"Let me feast my sad eyes on thee ere thou leavest me for thine ever-blessed abode, and my cell darkens again at thy parting, as it did at hers."

With all this the hermit disturbed the lovely visitor. He opened wide two eyes, the colour of heaven; and seeing a strange figure kneeling over him, he cried piteously: "MUM—MA! MUM—MA!" And the tears began to run down his little cheeks.

Perhaps, after all, Clement, who for more than six months had not looked on the human face divine, estimated childish beauty more justly than we can; and in truth, this fair northern child, with its long golden hair, was far more angelic than any of our imagined angels. But now the spell was broken.

Yet not unhappily. Clement, it may be remembered, was fond of children, and true monastic life fosters this sentiment.

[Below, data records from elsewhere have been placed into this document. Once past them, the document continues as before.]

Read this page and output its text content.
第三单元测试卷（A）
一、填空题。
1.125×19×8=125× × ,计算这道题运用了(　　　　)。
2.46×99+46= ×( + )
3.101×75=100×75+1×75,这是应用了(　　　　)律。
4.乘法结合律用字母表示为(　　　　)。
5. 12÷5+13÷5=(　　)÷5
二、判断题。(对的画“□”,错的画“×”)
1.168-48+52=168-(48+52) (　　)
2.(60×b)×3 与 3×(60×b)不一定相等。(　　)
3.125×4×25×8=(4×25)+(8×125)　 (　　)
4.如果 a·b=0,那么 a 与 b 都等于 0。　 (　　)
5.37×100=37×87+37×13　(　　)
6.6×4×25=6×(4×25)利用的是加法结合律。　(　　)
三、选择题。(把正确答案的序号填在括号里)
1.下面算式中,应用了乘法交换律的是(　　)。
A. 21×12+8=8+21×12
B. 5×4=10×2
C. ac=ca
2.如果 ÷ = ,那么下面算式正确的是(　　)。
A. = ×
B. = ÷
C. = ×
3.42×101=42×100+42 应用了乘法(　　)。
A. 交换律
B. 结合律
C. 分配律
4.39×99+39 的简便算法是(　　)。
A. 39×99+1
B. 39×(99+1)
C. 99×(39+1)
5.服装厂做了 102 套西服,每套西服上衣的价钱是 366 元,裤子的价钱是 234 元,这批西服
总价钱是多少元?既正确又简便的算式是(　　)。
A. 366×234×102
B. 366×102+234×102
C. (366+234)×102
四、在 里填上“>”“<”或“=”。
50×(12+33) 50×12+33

The innocent distress on the cherubic face, the tears that ran so smoothly from those transparent violets, his eyes, and his pretty, dismal cry for his only friend, his mother, went through the hermit's heart. He employed all his gentleness and all his art to sooth him, and, as the little soul was wonderfully intelligent for his age, presently succeeded so far that he ceased to cry out, and wonder took the place of fear, while in silence, broken only in little gulps, he scanned, with great tearful eyes, this strange figure that looked so wild, but spoke so kindly, and wore armour, yet did not kill little boys, but coaxed them. Clement was equally perplexed to know how this little human flower came to lie sparkling and blooming in his gloomy cave. But he remembered he had left the door wide open, and he was driven to conclude that, owing to this negligence, some unfortunate creature of high or low degree had seized this opportunity to get rid of her child for ever.[I] At this his bowels yearned so over the poor deserted cherub that the tears of pure tenderness stood in his eyes, and still, beneath the crime of the mother, he saw the divine goodness, which had so directed her heartlessness as to comfort his servant's breaking heart.

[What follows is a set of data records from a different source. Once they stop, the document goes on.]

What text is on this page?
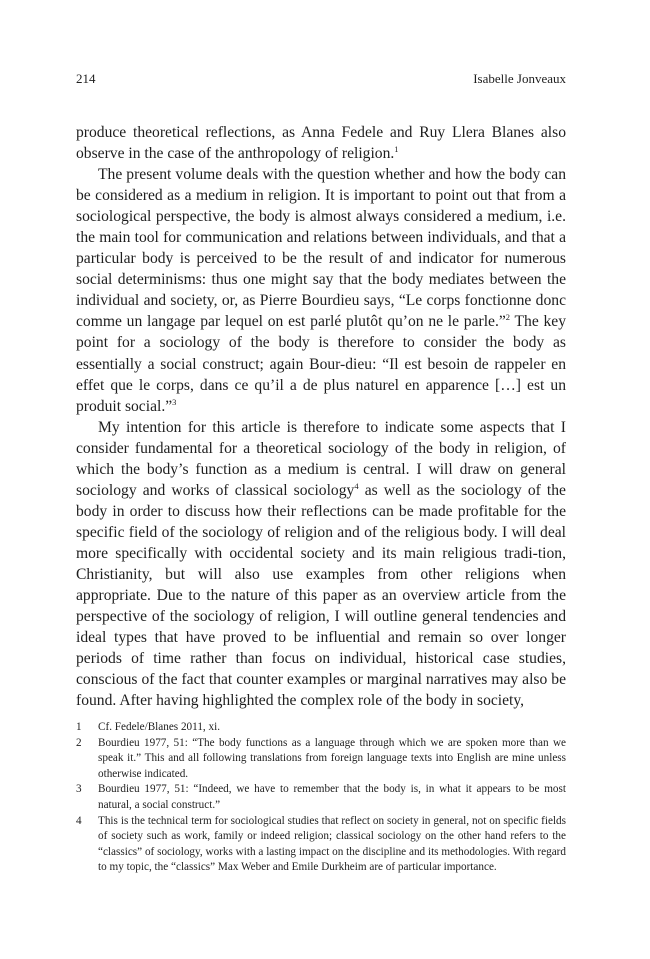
214	Isabelle Jonveaux

produce theoretical reflections, as Anna Fedele and Ruy Llera Blanes also observe in the case of the anthropology of religion.$^1$

The present volume deals with the question whether and how the body can be considered as a medium in religion. It is important to point out that from a sociological perspective, the body is almost always considered a medium, i.e. the main tool for communication and relations between individuals, and that a particular body is perceived to be the result of and indicator for numerous social determinisms: thus one might say that the body mediates between the individual and society, or, as Pierre Bourdieu says, “Le corps fonctionne donc comme un langage par lequel on est parlé plutôt qu’on ne le parle.”$^2$ The key point for a sociology of the body is therefore to consider the body as essentially a social construct; again Bour-dieu: “Il est besoin de rappeler en effet que le corps, dans ce qu’il a de plus naturel en apparence […] est un produit social.”$^3$

My intention for this article is therefore to indicate some aspects that I consider fundamental for a theoretical sociology of the body in religion, of which the body’s function as a medium is central. I will draw on general sociology and works of classical sociology$^4$ as well as the sociology of the body in order to discuss how their reflections can be made profitable for the specific field of the sociology of religion and of the religious body. I will deal more specifically with occidental society and its main religious tradi-tion, Christianity, but will also use examples from other religions when appropriate. Due to the nature of this paper as an overview article from the perspective of the sociology of religion, I will outline general tendencies and ideal types that have proved to be influential and remain so over longer periods of time rather than focus on individual, historical case studies, conscious of the fact that counter examples or marginal narratives may also be found. After having highlighted the complex role of the body in society,

1	Cf. Fedele/Blanes 2011, xi.
2	Bourdieu 1977, 51: “The body functions as a language through which we are spoken more than we speak it.” This and all following translations from foreign language texts into English are mine unless otherwise indicated.
3	Bourdieu 1977, 51: “Indeed, we have to remember that the body is, in what it appears to be most natural, a social construct.”
4	This is the technical term for sociological studies that reflect on society in general, not on specific fields of society such as work, family or indeed religion; classical sociology on the other hand refers to the “classics” of sociology, works with a lasting impact on the discipline and its methodologies. With regard to my topic, the “classics” Max Weber and Emile Durkheim are of particular importance.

"Now bless thee, bless thee, bless thee, sweet innocent, I would not change thee for e'en a cherub in heaven."

"At's pooty," replied the infant, ignoring contemptuously, after the manner of infants, all remarks that did not interest him.

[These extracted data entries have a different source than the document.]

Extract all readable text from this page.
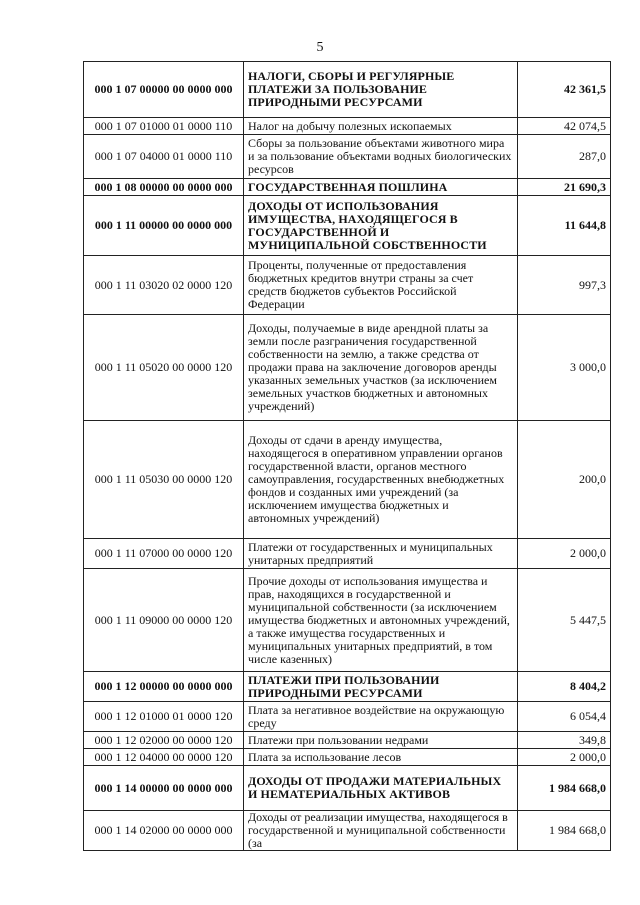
5
000 1 07 00000 00 0000 000	НАЛОГИ, СБОРЫ И РЕГУЛЯРНЫЕ ПЛАТЕЖИ ЗА ПОЛЬЗОВАНИЕ ПРИРОДНЫМИ РЕСУРСАМИ	42 361,5
000 1 07 01000 01 0000 110	Налог на добычу полезных ископаемых	42 074,5
000 1 07 04000 01 0000 110	Сборы за пользование объектами животного мира и за пользование объектами водных биологических ресурсов	287,0
000 1 08 00000 00 0000 000	ГОСУДАРСТВЕННАЯ ПОШЛИНА	21 690,3
000 1 11 00000 00 0000 000	ДОХОДЫ ОТ ИСПОЛЬЗОВАНИЯ ИМУЩЕСТВА, НАХОДЯЩЕГОСЯ В ГОСУДАРСТВЕННОЙ И МУНИЦИПАЛЬНОЙ СОБСТВЕННОСТИ	11 644,8
000 1 11 03020 02 0000 120	Проценты, полученные от предоставления бюджетных кредитов внутри страны за счет средств бюджетов субъектов Российской Федерации	997,3
000 1 11 05020 00 0000 120	Доходы, получаемые в виде арендной платы за земли после разграничения государственной собственности на землю, а также средства от продажи права на заключение договоров аренды указанных земельных участков (за исключением земельных участков бюджетных и автономных учреждений)	3 000,0
000 1 11 05030 00 0000 120	Доходы от сдачи в аренду имущества, находящегося в оперативном управлении органов государственной власти, органов местного самоуправления, государственных внебюджетных фондов и созданных ими учреждений (за исключением имущества бюджетных и автономных учреждений)	200,0
000 1 11 07000 00 0000 120	Платежи от государственных и муниципальных унитарных предприятий	2 000,0
000 1 11 09000 00 0000 120	Прочие доходы от использования имущества и прав, находящихся в государственной и муниципальной собственности (за исключением имущества бюджетных и автономных учреждений, а также имущества государственных и муниципальных унитарных предприятий, в том числе казенных)	5 447,5
000 1 12 00000 00 0000 000	ПЛАТЕЖИ ПРИ ПОЛЬЗОВАНИИ ПРИРОДНЫМИ РЕСУРСАМИ	8 404,2
000 1 12 01000 01 0000 120	Плата за негативное воздействие на окружающую среду	6 054,4
000 1 12 02000 00 0000 120	Платежи при пользовании недрами	349,8
000 1 12 04000 00 0000 120	Плата за использование лесов	2 000,0
000 1 14 00000 00 0000 000	ДОХОДЫ ОТ ПРОДАЖИ МАТЕРИАЛЬНЫХ И НЕМАТЕРИАЛЬНЫХ АКТИВОВ	1 984 668,0
000 1 14 02000 00 0000 000	Доходы от реализации имущества, находящегося в государственной и муниципальной собственности (за	1 984 668,0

"What is pretty here, my love, beside thee?"

"Ookum-gars,"[J] said the boy, pointing to the hermit's breastplate.

"Quot liberi, tot sententiunculæ!" Hector's child screamed at his father's glittering casque and nodding crest: and here was a mediæval babe charmed with a polished cuirass, and his griefs assuaged.

"There are prettier things here than that," said Clement, "there are little birds; lovest thou birds?"